Not even one Hooting Owl Left (Poetic Prose)

Not even one Hooting Owl


The inside walls was the remains of an old barn one that was never quiet, he had worked it when he was a kid, he remembered how it sheltered animals, kept the hay dray in the loft, stored the machinery snug against the walls, it had stood with the farm, and family through the good and bad times, through their joys and great efforts, it was their lives, it was part of his life—if the barn could talk and it did talk to Shannon O’Day, so he said, time and again, from one generation to the next— it remembered him, and reminded him, he had worked it as a kid, he’d swear it told him when to feed the pigs, milk the cows, bring the hay down from the loft: day, after day, after day, a tedious job, but no tears did the barn shed, it even told him of the winds mounting up outside upon its walls, to hurry on up, and bring the horses in, and so forth, and the winters it withstood, and the summer’s sun that beat on it, that it endured, now silent, not a friend left, not even the small critters, the pigeons and their cooing had gone, the squirrels left; all its companions left, tomorrow it would be no more, no longer there, even loyal to its owls, it would have to go, go with all its secrets, it has to make room for a highway they told Shannon’s brother, Gus.
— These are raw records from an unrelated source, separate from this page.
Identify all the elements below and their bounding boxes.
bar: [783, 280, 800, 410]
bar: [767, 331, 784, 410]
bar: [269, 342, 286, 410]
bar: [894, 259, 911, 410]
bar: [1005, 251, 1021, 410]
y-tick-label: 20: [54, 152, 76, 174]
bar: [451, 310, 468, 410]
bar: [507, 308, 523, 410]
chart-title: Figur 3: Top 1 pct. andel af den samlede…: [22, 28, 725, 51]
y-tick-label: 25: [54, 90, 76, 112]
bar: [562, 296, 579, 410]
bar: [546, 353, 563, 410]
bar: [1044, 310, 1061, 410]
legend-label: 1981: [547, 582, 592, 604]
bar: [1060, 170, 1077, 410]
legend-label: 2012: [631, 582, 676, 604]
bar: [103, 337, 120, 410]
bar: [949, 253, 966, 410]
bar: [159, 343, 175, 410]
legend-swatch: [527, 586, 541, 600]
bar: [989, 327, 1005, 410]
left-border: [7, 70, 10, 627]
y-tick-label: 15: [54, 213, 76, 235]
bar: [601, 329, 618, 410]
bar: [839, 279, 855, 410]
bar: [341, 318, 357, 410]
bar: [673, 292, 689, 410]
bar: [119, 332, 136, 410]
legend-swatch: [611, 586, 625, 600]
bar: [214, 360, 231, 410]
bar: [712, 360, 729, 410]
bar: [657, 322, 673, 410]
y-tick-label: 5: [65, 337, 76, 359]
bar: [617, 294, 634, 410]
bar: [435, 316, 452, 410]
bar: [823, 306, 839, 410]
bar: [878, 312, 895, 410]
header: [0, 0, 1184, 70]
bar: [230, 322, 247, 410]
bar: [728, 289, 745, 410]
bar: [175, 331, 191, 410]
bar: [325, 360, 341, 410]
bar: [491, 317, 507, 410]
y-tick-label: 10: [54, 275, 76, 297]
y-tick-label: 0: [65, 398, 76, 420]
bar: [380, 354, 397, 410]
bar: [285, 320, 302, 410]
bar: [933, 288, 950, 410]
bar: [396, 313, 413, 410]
“A barn is never quiet until its last day,” Shannon whispered, which was this very day, speaking to the barn, standing in front of whatever it used to be, now dilapidated waiting for the bulldozer; the weathervane on top of the roof, had fallen to the earth, no longer able to indicate the direction of the wind (and there it lay amongst the weeds). “Then the squeaks diminish,” he whispered. He saw that all creatures great and small had long gone, empty as an egg shell, its ground it stood on, now waiting for the new sounds, of cars and tires, the new smells, from their exhaust of carbon dioxide. Not even one hooting owl left.